Ambassador Zahoor Ahmed from Pakistan.

Pakistan has a robust relationship with China, but we don’t want to be in a situation where we have to choose one nation over another. For us it’s a nightmare to choose. China is a very important partner for us, it came out for development in Pakistan at a time when we needed development in infrastructure, in our energy bottleneck. We are glad that it’s a win-win.

At the same time, China isn’t Pakistan’s largest trade partner, it’s the EU with the US as second and China comes in as 3rd. We are supportive of Belt and Road initiative, how it effects and is helpful in developing our countries. If the EU has counterproposals, if the US has offers, we are also willing to accept those.”

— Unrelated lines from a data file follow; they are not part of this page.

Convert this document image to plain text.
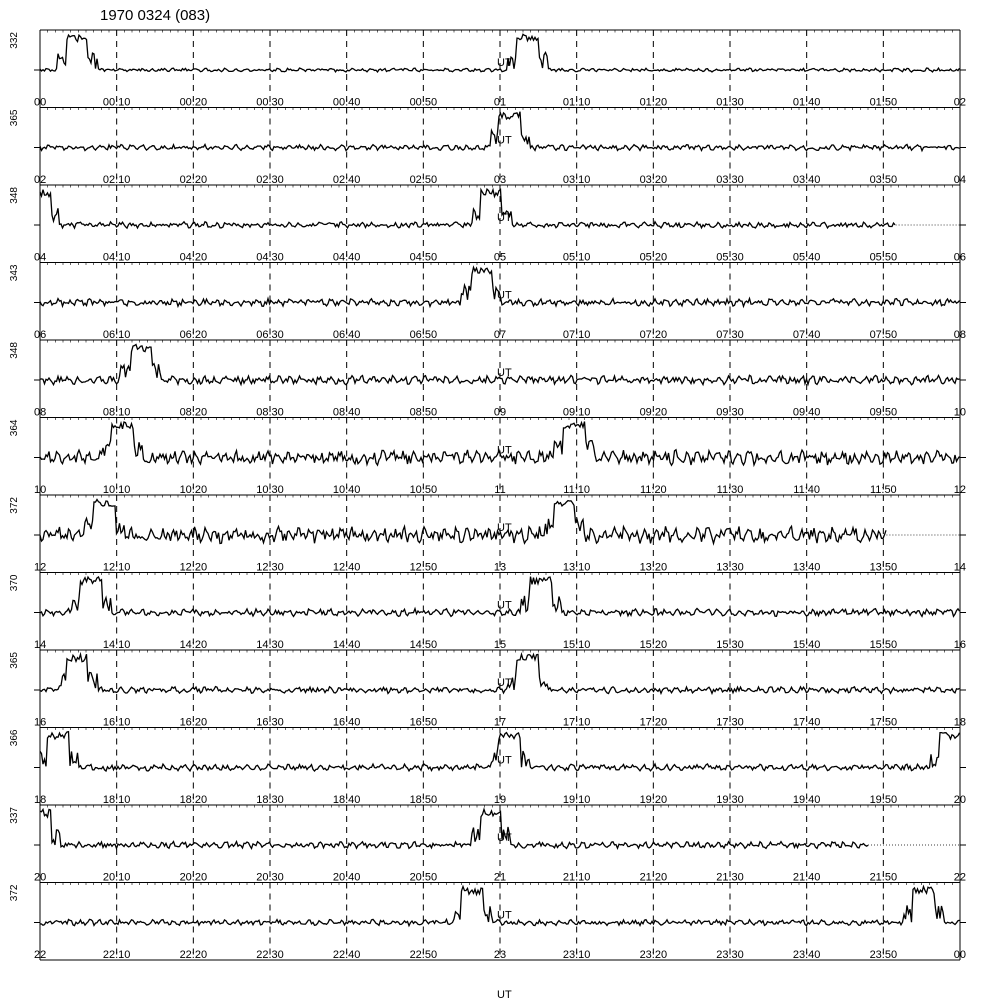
1970 0324 (083)
332
00	00:10	00:20	00:30	00:40	00:50	01	01:10	01:20	01:30	01:40	01:50	02
UT
365
02	02:10	02:20	02:30	02:40	02:50	03	03:10	03:20	03:30	03:40	03:50	04
UT
348
04	04:10	04:20	04:30	04:40	04:50	05	05:10	05:20	05:30	05:40	05:50	06
UT
343
06	06:10	06:20	06:30	06:40	06:50	07	07:10	07:20	07:30	07:40	07:50	08
UT
348
08	08:10	08:20	08:30	08:40	08:50	09	09:10	09:20	09:30	09:40	09:50	10
UT
364
10	10:10	10:20	10:30	10:40	10:50	11	11:10	11:20	11:30	11:40	11:50	12
UT
372
12	12:10	12:20	12:30	12:40	12:50	13	13:10	13:20	13:30	13:40	13:50	14
UT
370
14	14:10	14:20	14:30	14:40	14:50	15	15:10	15:20	15:30	15:40	15:50	16
UT
365
16	16:10	16:20	16:30	16:40	16:50	17	17:10	17:20	17:30	17:40	17:50	18
UT
366
18	18:10	18:20	18:30	18:40	18:50	19	19:10	19:20	19:30	19:40	19:50	20
UT
337
20	20:10	20:20	20:30	20:40	20:50	21	21:10	21:20	21:30	21:40	21:50	22
UT
372
22	22:10	22:20	22:30	22:40	22:50	23	23:10	23:20	23:30	23:40	23:50	00
UT
UT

With seemingly constant political upheaval in Pakistan, is long-term collaboration possible?
”There is continuity. Ericsson has been in Pakistan for 60 years even though we are only 75 years old as a nation, that is a sign of confidence. Tetra Pak and Alfa Laval also have a collaboration with Pakistan that introduced environmentally friendly technology, with benefits for public health and which is now widely used in Pakistan. This is another long-term relationship. Sweden thrives on innovation and technology. Pakistan has young people hungry for knowledge, to develop their skills, to learn new sustainable technologies, renewable energy. I believe the triple helix model of Swedish innovation can be the basis of a triple helix model for our bilateral relations.”

This article is an edited version of a longer interview.